The U.S. interstate highway system turned 50 yesterday. It’s arbitrary; but there’s no harm in a little reflection and an anniversary is as good a day as any. I’m tempted to consider what wondrous contortions this wrought on what is now the history of America’s sociology. I’m tempted to consider how the interstate brought the distant closer; how much more readily accessible to the heartland were the waters of the coasts; how the heartland was more readily accessible to folk in the Big City. Without the interstate highway system, maybe insanely large balls of twine would have gone unnoticed. The interstates may have been integral in the somewhat successful movements to guarantee civil rights to a variety of Americans. If not for the interstate highway system, too, it’s unlikely Mexican immigrants could have dispersed so widely and easily throughout the country—for good or bad is your call.

That’s my temptation, but I just don’t feel it. We might celebrate interstates by virtue of their being larger than our ability to fully grasp them. Some 46,000 miles of interstate pavement courses through the country. If I’ve done my math right, that’s about eleventy billion orange cones. That seems impressive; but beyond an initial romanticism, what do the interstates mean for their passengers and neighbors?

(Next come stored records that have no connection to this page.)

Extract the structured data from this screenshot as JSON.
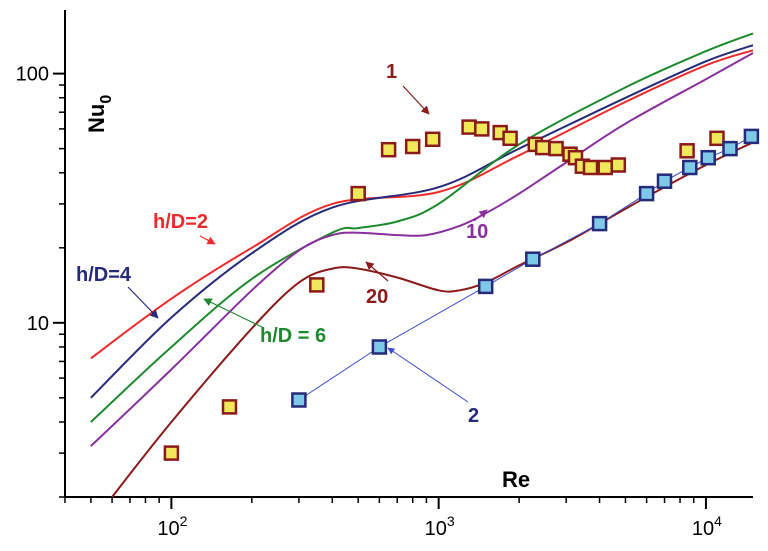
{
  "chart_data": {
    "type": "line",
    "title": "",
    "xlabel": "Re",
    "ylabel": "Nu",
    "ylabel_sub": "0",
    "x_scale": "log",
    "y_scale": "log",
    "xlim": [
      40,
      15000
    ],
    "ylim": [
      2,
      180
    ],
    "grid": false,
    "x_ticks": [
      {
        "value": 100,
        "base": "10",
        "exp": "2"
      },
      {
        "value": 1000,
        "base": "10",
        "exp": "3"
      },
      {
        "value": 10000,
        "base": "10",
        "exp": "4"
      }
    ],
    "y_ticks": [
      {
        "value": 10,
        "label": "10"
      },
      {
        "value": 100,
        "label": "100"
      }
    ],
    "series": [
      {
        "name": "h/D=2",
        "color": "#ee2b2b",
        "x": [
          50,
          100,
          200,
          400,
          1000,
          2000,
          5000,
          10000,
          15000
        ],
        "y": [
          7.2,
          12.5,
          20,
          30,
          33.5,
          47,
          77,
          108,
          124
        ]
      },
      {
        "name": "h/D=4",
        "color": "#252a7a",
        "x": [
          50,
          100,
          200,
          400,
          1000,
          2000,
          5000,
          10000,
          15000
        ],
        "y": [
          5,
          10.5,
          19,
          29,
          35,
          50,
          80,
          112,
          130
        ]
      },
      {
        "name": "h/D = 6",
        "color": "#1d8a2e",
        "x": [
          50,
          100,
          200,
          400,
          500,
          700,
          1000,
          2000,
          5000,
          10000,
          15000
        ],
        "y": [
          4,
          8,
          15,
          23,
          24,
          25.5,
          30,
          52,
          88,
          123,
          145
        ]
      },
      {
        "name": "10",
        "color": "#8a2f9e",
        "x": [
          50,
          100,
          200,
          300,
          400,
          500,
          700,
          900,
          1200,
          1500,
          2000,
          3000,
          5000,
          10000,
          15000
        ],
        "y": [
          3.2,
          6.5,
          13.5,
          19.5,
          22.5,
          23,
          22.5,
          22.5,
          24.5,
          27.5,
          33,
          44,
          63,
          95,
          121
        ]
      },
      {
        "name": "20",
        "color": "#8b1a1a",
        "x": [
          60,
          100,
          200,
          300,
          400,
          500,
          700,
          1000,
          1200,
          1500,
          2000,
          3000,
          4000,
          6000,
          10000,
          15000
        ],
        "y": [
          2,
          4,
          9.5,
          14.5,
          16.5,
          16.5,
          15.2,
          13.5,
          13.5,
          14.5,
          17,
          21,
          25,
          32,
          43,
          53
        ]
      }
    ],
    "points": [
      {
        "name": "1",
        "fill": "#f0e85a",
        "stroke": "#8b1a1a",
        "x": [
          100,
          165,
          350,
          500,
          650,
          800,
          950,
          1300,
          1450,
          1700,
          1850,
          2300,
          2450,
          2750,
          3100,
          3250,
          3450,
          3700,
          4200,
          4700,
          8500,
          11000
        ],
        "y": [
          3,
          4.6,
          14.2,
          33,
          49.5,
          51,
          54.5,
          61,
          60,
          58,
          55,
          52,
          50.5,
          50,
          47.5,
          46,
          42.5,
          42,
          42,
          43,
          49,
          55
        ]
      },
      {
        "name": "2",
        "fill": "#7ec8e8",
        "stroke": "#252a7a",
        "x": [
          300,
          600,
          1500,
          2250,
          4000,
          6000,
          7000,
          8700,
          10200,
          12300,
          14800
        ],
        "y": [
          4.9,
          8,
          14,
          18,
          25,
          33,
          37,
          42,
          46,
          50,
          56
        ]
      }
    ],
    "annotations": [
      {
        "text": "h/D=2",
        "color": "#ee2b2b"
      },
      {
        "text": "h/D=4",
        "color": "#252a7a"
      },
      {
        "text": "h/D = 6",
        "color": "#1d8a2e"
      },
      {
        "text": "10",
        "color": "#8a2f9e"
      },
      {
        "text": "20",
        "color": "#8b1a1a"
      },
      {
        "text": "1",
        "color": "#8b1a1a"
      },
      {
        "text": "2",
        "color": "#252a7a"
      }
    ]
  }
}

The sober view might be that interstates contribute more than any other engineering directive to the destruction of our natural resources. And before the interstates, Americans likely weren’t compelled to cram themselves into minivans and strike out on family vacations or college road trips or random excursions—excursions ostensibly from “reality”. Those Americans probably traveled to or across town if they traveled at all, but more often they stayed home. Those Americans were no strangers to the land around them, weren’t strapped into their ersatz chrysalises, waiting to be delivered from mediocrity by an epiphany found only some 1,000 miles from home—an epiphany, oddly enough, which likely never found the residents living those 1,000 miles away.


1 Comment

Brilliance.

The ironic search to find ourselves by travelling the length and breadth of the land, only to find, upon old age, that we had left ourselves on the kitchen counter with the sunglasses and the gift certificate for The Cracker Barrel.